The institution said the outlook for commodity prices remains subject to significant risks, including a longer-than-expected duration of hostilities in the Middle East, as well as supply and demand factors.
Agricultural commodity prices are expected to rise sharply in 2026, driven by the impact of the war in the Middle East, the World Bank said on Tuesday.
In its Commodity Markets Outlook, the bank projects overall commodity prices will increase 16% in 2026, pushed higher by surging energy and fertilizer costs and record prices for several key metals.
The forecasts assume the most acute phase of supply disruptions linked to the conflict will ease by May. Maritime freight through the Strait of Hormuz is then expected to recover gradually, returning to pre-war levels by the fourth quarter.
Energy prices are forecast to jump 24% in 2026, reaching their highest level since Russia’s invasion of Ukraine in 2022. Attacks on infrastructure and major disruptions to shipping through the Strait — which accounts for about 35% of global seaborne crude trade — have triggered a record oil supply shock, cutting supply by roughly 10 million barrels per day at the peak.
Despite easing from recent highs, Brent crude remained more than 50% above levels at the start of the year as of mid-April. Prices are expected to average $86 per barrel in 2026, up from $69 in 2025, before falling to $70 in 2027.
European natural gas prices are forecast to rise 25% in 2026 before dropping 20% in 2027. The increase reflects reduced LNG supply due to the conflict, with Europe competing for cargoes with buyers that typically source from the Middle East. U.S. gas prices are expected to rise more moderately, by 8% in 2026 and 5% in 2027.
Coal prices are projected to climb 20% in 2026 before falling 12% in 2027, supported by increased coal use for power generation as gas shortages persist.
The projected shocks to energy, fertilizers and other commodities mainly reflect temporary disruptions — where production capacity remains sufficient but access is constrained — rather than structural imbalances between supply and demand.

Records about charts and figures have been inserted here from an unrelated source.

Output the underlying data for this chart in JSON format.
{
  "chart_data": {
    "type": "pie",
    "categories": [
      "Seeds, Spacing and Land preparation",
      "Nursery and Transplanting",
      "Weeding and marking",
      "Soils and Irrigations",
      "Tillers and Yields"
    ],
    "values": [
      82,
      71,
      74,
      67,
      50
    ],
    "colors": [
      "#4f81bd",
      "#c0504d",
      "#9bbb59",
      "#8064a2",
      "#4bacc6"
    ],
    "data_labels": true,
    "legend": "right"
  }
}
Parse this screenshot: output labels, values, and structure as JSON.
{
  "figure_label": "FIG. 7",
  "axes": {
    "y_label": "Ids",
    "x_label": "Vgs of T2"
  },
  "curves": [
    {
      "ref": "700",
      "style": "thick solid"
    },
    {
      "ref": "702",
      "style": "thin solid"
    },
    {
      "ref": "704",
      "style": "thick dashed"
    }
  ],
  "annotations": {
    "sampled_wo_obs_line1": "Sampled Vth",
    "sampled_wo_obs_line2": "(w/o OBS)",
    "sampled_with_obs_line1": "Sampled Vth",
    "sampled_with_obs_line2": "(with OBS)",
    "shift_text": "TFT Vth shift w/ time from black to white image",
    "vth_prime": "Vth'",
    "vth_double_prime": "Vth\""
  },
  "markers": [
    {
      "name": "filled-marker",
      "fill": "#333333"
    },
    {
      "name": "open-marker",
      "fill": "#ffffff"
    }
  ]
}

Metal prices to hit new highs
Metal prices overall are expected to rise 17% in 2026, amid strong demand from data centres, electric vehicles and renewable energy.

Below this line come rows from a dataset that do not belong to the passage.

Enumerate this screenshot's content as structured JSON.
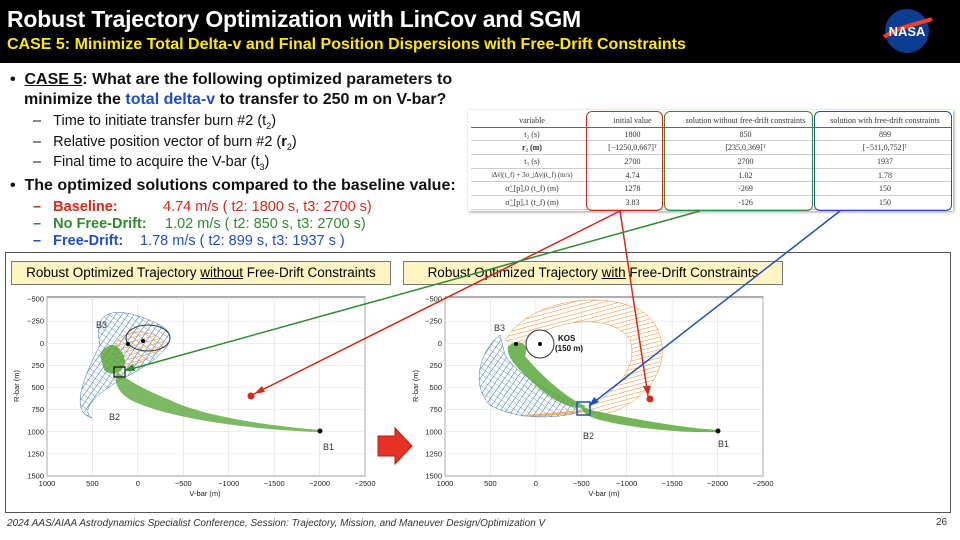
{
  "header": {
    "title": "Robust Trajectory Optimization with LinCov and SGM",
    "subtitle": "CASE 5:  Minimize Total Delta-v and Final Position Dispersions with Free-Drift Constraints",
    "logo_text": "NASA"
  },
  "bullets": {
    "q_label": "CASE 5",
    "q_rest": ":  What are the following optimized parameters to",
    "q_line2a": "minimize the ",
    "q_line2b": "total delta-v",
    "q_line2c": " to transfer to 250 m on V-bar?",
    "sub1": "Time to initiate transfer burn #2 (t",
    "sub1_sub": "2",
    "sub2": "Relative position vector of burn #2 (",
    "sub2_r": "r",
    "sub2_sub": "2",
    "sub3": "Final time to acquire the V-bar (t",
    "sub3_sub": "3",
    "b2": "The optimized solutions compared to the baseline value:",
    "baseline_label": "Baseline:",
    "baseline_val": "4.74 m/s  ( t2: 1800 s, t3: 2700 s)",
    "nofd_label": "No Free-Drift:",
    "nofd_val": "1.02 m/s   ( t2: 850 s,   t3: 2700 s)",
    "fd_label": "Free-Drift:",
    "fd_val": "1.78 m/s   ( t2: 899 s,    t3: 1937 s )"
  },
  "table": {
    "headers": [
      "variable",
      "initial value",
      "solution without free-drift constraints",
      "solution with free-drift constraints"
    ],
    "rows": [
      [
        "t₂ (s)",
        "1800",
        "850",
        "899"
      ],
      [
        "r₂ (m)",
        "[−1250,0,667]ᵀ",
        "[235,0,369]ᵀ",
        "[−511,0,752]ᵀ"
      ],
      [
        "t₃ (s)",
        "2700",
        "2700",
        "1937"
      ],
      [
        "|Δv̄|(t_f) + 3σ_|Δv|(t_f) (m/s)",
        "4.74",
        "1.02",
        "1.78"
      ],
      [
        "σ̃_[p],0 (t_f) (m)",
        "1278",
        "-269",
        "150"
      ],
      [
        "σ̃_[p],1 (t_f) (m)",
        "3.83",
        "-126",
        "150"
      ]
    ]
  },
  "panels": {
    "left_title_a": "Robust Optimized Trajectory ",
    "left_title_b": "without",
    "left_title_c": " Free-Drift Constraints",
    "right_title_a": "Robust Optimized Trajectory ",
    "right_title_b": "with",
    "right_title_c": " Free-Drift Constraints"
  },
  "plots": {
    "xlabel": "V-bar (m)",
    "ylabel": "R-bar (m)",
    "xticks": [
      "1000",
      "500",
      "0",
      "−500",
      "−1000",
      "−1500",
      "−2000",
      "−2500"
    ],
    "yticks": [
      "−500",
      "−250",
      "0",
      "250",
      "500",
      "750",
      "1000",
      "1250",
      "1500"
    ],
    "left_labels": {
      "b1": "B1",
      "b2": "B2",
      "b3": "B3"
    },
    "right_labels": {
      "b1": "B1",
      "b2": "B2",
      "b3": "B3",
      "kos": "KOS",
      "kos_range": "(150 m)"
    }
  },
  "colors": {
    "blue": "#1f4fbf",
    "green": "#2e8b2e",
    "red": "#d42a1a",
    "orange": "#f28a2e",
    "traj_blue": "#3b72b5",
    "traj_green": "#5aa83c",
    "yellow": "#ffea00"
  },
  "footer": "2024 AAS/AIAA Astrodynamics Specialist Conference, Session: Trajectory, Mission, and Maneuver Design/Optimization V",
  "page_number": "26"
}
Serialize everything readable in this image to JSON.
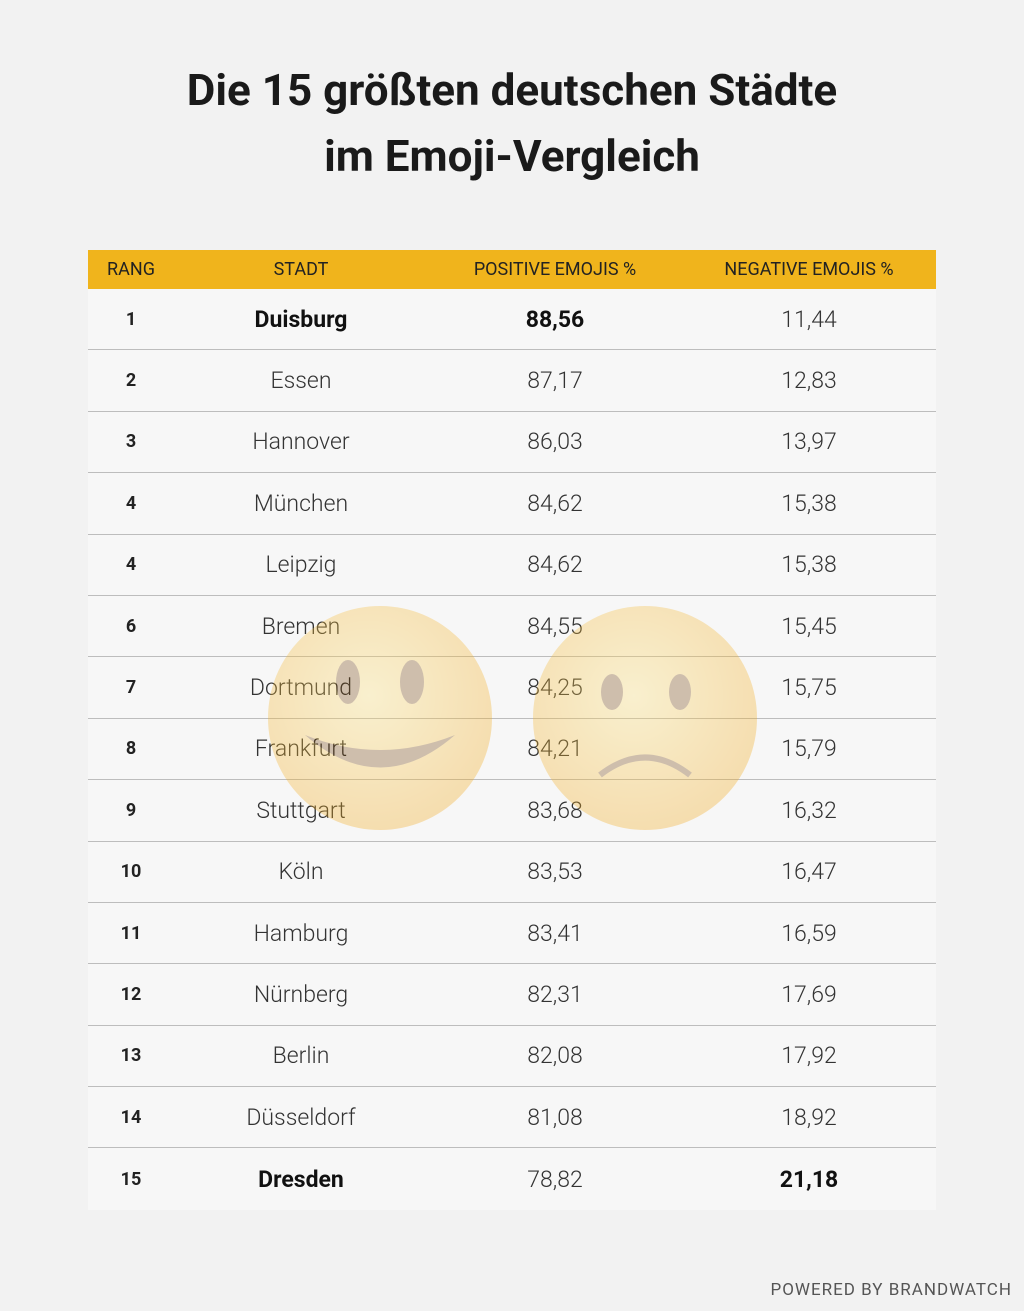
{
  "header": {
    "title": [
      "Die 15 größten deutschen Städte",
      "im Emoji-Vergleich"
    ]
  },
  "table": {
    "columns": [
      "RANG",
      "STADT",
      "POSITIVE EMOJIS %",
      "NEGATIVE EMOJIS %"
    ],
    "rows": [
      [
        "1",
        "Duisburg",
        "88,56",
        "11,44"
      ],
      [
        "2",
        "Essen",
        "87,17",
        "12,83"
      ],
      [
        "3",
        "Hannover",
        "86,03",
        "13,97"
      ],
      [
        "4",
        "München",
        "84,62",
        "15,38"
      ],
      [
        "4",
        "Leipzig",
        "84,62",
        "15,38"
      ],
      [
        "6",
        "Bremen",
        "84,55",
        "15,45"
      ],
      [
        "7",
        "Dortmund",
        "84,25",
        "15,75"
      ],
      [
        "8",
        "Frankfurt",
        "84,21",
        "15,79"
      ],
      [
        "9",
        "Stuttgart",
        "83,68",
        "16,32"
      ],
      [
        "10",
        "Köln",
        "83,53",
        "16,47"
      ],
      [
        "11",
        "Hamburg",
        "83,41",
        "16,59"
      ],
      [
        "12",
        "Nürnberg",
        "82,31",
        "17,69"
      ],
      [
        "13",
        "Berlin",
        "82,08",
        "17,92"
      ],
      [
        "14",
        "Düsseldorf",
        "81,08",
        "18,92"
      ],
      [
        "15",
        "Dresden",
        "78,82",
        "21,18"
      ]
    ]
  },
  "footer": {
    "text": "POWERED BY BRANDWATCH"
  }
}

Aluminium prices are forecast to rise 21.6% to $3,200 per tonne, copper 20.6% to $12,000, and nickel 12.1% to $17,000, all reaching record levels.
Precious metals are set to see the largest gains, with prices rising 42% on average as geopolitical uncertainty boosts demand for safe-haven assets. Growing industrial use of silver and platinum is also expected to tighten supply.

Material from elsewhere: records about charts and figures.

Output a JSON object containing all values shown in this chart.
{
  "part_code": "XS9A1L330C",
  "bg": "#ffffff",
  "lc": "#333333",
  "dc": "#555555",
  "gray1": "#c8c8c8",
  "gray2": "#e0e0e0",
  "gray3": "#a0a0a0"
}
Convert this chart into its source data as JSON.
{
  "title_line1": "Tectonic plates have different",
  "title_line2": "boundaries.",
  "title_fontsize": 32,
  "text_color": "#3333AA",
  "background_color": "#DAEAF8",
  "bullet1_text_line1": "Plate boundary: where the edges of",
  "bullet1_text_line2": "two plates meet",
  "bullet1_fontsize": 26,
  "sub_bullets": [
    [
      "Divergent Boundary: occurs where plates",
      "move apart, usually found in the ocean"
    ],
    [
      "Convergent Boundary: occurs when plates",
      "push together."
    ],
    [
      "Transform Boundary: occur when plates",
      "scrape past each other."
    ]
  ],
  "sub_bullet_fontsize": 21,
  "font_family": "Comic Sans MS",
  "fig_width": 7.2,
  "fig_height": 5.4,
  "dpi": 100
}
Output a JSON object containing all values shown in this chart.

Gold is forecast to rise 36.6% to a record $4,700 per ounce before easing to $4,300 in 2027. Silver is expected to surge 75.9% to $70 per ounce, while platinum is seen rising 52.5% to $1,950.
Food prices are expected to increase only modestly, rising about 2% in 2026 and edging higher in 2027, supported by ample global grain stocks at the start of the crisis.
Price pressures are likely to be stronger for oils and flours, some of which serve as feedstock for biofuels that can substitute for oil.
Palm oil and soybean oil prices are each expected to rise 8% in 2026. Wheat prices are forecast to increase 4% and corn 3.8%, while cocoa prices are projected to fall 51.3%. Arabica coffee prices are expected to drop 14.4% and robusta 17.7%.
Fertilizer prices are forecast to rise 31% in 2026 before easing in 2027, as several countries affected by the war are key suppliers.
The World Bank said risks to its outlook are skewed to the upside. If disruptions in the Middle East last longer or intensify, Brent crude could average between $95 and $115 per barrel in 2026, with other commodity prices also exceeding baseline forecasts.